Aux septième-neuvième siècles, les Khazars, un peuple turc, devinrent la chair à canon des élites juives gouvernantes. L’empire Khazar, qui bâtit sa fortune sur le commerce des esclaves, s’étendit de Kiev jusqu’à la Mer Caspienne, mais le peuple khazar ne profita en rien de sa prospérité : ils étaient les esclaves de leur caste (juive, ndt) dirigeante. Et voilà qu’aujourd’hui l’esprit de l’empire khazar est de retour… Le Président Bush n’évoque-t-il pas un Beg khazar, un gouvernant de façade, manipulé par d’autres ? Les Américains ne tireront aucun profit de leur entreprise, ni les Turcs.

En effet, cette guerre, c’est leur guerre contre l’Esprit. Et avec l’Esprit, on ne joue pas. Il y a quelque temps, un aéronef spatial américain transportant un pilote de guerre israélien participait à des préparatifs pour la guerre contre l’Irak.

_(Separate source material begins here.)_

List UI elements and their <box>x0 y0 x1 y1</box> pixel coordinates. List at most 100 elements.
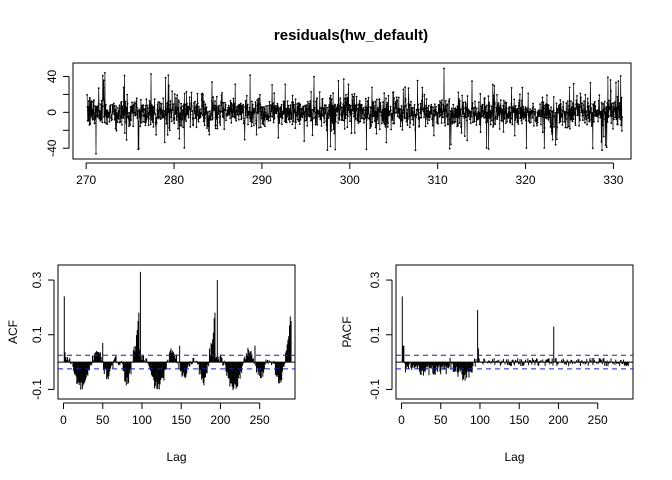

A neuf heures pile, il était frappé par la foudre au-dessus de Palestine, Texas. Cela ne vous suffit-il pas ? De combien d’autres signes avez-vous besoin ? La destruction du Temple de Mammon, des Tours jumelles du World Trade Center, est attribuée à groupe mythique dit d’Al-Qaida. Un an et demi se sont écoulés, et bien que les Américains aient pris le contrôle de l’Afghanistan et conduit des milliers de prisonniers vers la captivité, ils n’ont pas encore produit une seule preuve convaincante de l’existence de ce réseau. Des experts disent qu’aucun impact d’avion n’aurait jamais pu abattre les tours. N’est-ce pas là un signe de l’Esprit combattant Mammon ? Ignorée par ceux qui ne veulent pas voir, une nouvelle guerre est en cours – une guerre entre forces spirituelles.

Dans cette guerre, la Turquie devrait opter pour le bon côté.